Doing the same in Petra is a little more difficult. This town already has a beautiful beach along its boulevard, only the small houses would need to be torn down in order to make place for some big resorts.
Anaxos, a place consisting of small pensions and gardens, already seems to be prepared. Its lovely beach is filled up with sun beds and umbrellas. But I bet that there are plenty of Greeks willing to sell their little second houses and gardens for a nice price, so even in Anaxos some big resorts could be built.
Restaurants needn’t worry if their businesses are too small or if they have too few chairs. Most modern hotels will be all-inclusive and will have their own dining rooms. Their guests will just stroll a little around the village, have a drink, buy a souvenir, but spend the bulk of their money in their hotel.
When evening falls, if there’s not enough entertainment in their hotel, the guests might venture out looking for a discotheque. So we should create more of those big dance-palaces, because the one and a half already existing in the north of Lesvos, will barely be enough. And what better than to hear the electronic boom boom boom reverberating through the night air as an alternative to those screaming creepy cicadas that we listen to now.
And of course the airport is too far away from the most popular places on the island. So, wouldn’t it be great if the old plan of making an airport at Kalloni resurges. I suggest that they then also reclaim part of the Gulf of Kalloni because I’m sure that a resort full of people will bring in more money than salt and birds.
Speaking about infrastructure: for years there has been talk about a paved road along the coast from Eftalou to Skala Sykaminia. They should definitely make that road and, better still, a highway so that busses can quickly transport tourists to this little fishing harbour, which would be an excellent place to organise huge Greek evenings. For romantic people, the boat connection should remain, although it would be preferable to use a faster speedboat, otherwise the evening will be over before the boat arrives.
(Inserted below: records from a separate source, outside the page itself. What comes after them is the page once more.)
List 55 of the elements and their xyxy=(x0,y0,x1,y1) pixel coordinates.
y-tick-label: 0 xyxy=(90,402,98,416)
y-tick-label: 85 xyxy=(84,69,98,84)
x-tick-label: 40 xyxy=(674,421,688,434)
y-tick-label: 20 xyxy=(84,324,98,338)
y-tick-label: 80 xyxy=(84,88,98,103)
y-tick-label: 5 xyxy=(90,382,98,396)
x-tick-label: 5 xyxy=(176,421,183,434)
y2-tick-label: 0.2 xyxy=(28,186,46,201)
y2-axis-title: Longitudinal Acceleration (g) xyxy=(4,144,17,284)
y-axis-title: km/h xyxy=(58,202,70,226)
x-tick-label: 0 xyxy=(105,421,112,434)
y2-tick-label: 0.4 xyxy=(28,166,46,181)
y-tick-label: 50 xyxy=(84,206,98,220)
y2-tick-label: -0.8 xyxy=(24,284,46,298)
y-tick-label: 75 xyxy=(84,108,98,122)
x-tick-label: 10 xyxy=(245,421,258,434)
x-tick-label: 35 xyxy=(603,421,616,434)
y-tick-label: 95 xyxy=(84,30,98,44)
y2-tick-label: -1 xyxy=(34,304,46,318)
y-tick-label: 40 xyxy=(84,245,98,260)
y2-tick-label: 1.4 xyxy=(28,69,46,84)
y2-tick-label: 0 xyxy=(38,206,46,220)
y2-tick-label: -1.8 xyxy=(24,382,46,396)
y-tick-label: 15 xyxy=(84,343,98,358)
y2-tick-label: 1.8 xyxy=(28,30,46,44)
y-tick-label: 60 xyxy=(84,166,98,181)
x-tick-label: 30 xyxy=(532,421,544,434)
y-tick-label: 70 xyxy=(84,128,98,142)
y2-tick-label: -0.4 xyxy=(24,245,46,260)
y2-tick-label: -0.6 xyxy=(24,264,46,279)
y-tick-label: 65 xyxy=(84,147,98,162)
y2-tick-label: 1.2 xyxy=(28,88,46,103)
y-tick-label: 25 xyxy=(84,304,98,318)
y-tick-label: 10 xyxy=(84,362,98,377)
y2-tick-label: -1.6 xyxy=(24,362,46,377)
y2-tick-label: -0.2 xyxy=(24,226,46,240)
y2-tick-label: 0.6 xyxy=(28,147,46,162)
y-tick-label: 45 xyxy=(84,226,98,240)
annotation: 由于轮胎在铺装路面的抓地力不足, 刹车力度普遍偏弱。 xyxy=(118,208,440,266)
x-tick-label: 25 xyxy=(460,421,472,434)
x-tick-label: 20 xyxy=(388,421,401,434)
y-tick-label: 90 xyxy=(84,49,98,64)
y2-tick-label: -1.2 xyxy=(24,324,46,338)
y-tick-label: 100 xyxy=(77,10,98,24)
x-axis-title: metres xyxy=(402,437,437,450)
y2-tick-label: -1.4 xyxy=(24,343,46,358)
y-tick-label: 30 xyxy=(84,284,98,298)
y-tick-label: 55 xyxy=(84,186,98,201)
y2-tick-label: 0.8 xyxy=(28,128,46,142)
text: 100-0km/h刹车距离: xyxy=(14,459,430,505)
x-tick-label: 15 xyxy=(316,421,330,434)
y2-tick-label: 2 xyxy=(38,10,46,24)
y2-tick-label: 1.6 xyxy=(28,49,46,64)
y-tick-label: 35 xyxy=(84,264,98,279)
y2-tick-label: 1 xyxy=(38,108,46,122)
Right now it is quiet on the island, too quiet for the high season. Greek tourists especially do not have money for a vacation; so it’s no wonder that lots of Lesvorians dream about busy streets and beaches overcrowded with people. In crisis times it is easy to sell your soul to the devil. But when I ask the island inhabitants if they want Eftalou to become the Faliraki of the North (Faliraki on Rhodes used to be a quiet family beach), they hesitate. So maybe no mass tourism on Lesvos? 63% of the respondents were inclined towards model 4E, a more friendly tourism that also involves nature and environment.
The conclusion of the makers of the report is that tourism on Lesvos needs a bit from each model. I agree because I would have 2 S’s – Sea and Sun – a 2 E’s – Environment and a clean nature and Eductional tourism. I am wondering how they would connect nature and mega events, but I know for sure that all tourists want entertainment and fun for their holidays. And by the way, the biggest beach of the island, Vatera, would be very suitable for big beach parties.
It is said that next year two ‘Price Fighters’ will organise regular flights to the island:
Flights from Ryan Air (from England) and Corendon Dutch Airlines (from Holland) will hopefully bring lower cost flights and bring more people to the island, something that Lesvos really needs. Of course I hope that the nightmare scenario I described above will never happen. Lesvos is so unique because of her wild and sensational nature and that fact that there is no mass tourism. However, when tourism is well organized there is plenty of space for a greater number of holidaymakers. So let the ‘Price Fighters’ discover Lesvos. And if they do not bring big developers, they will be all the more welcome!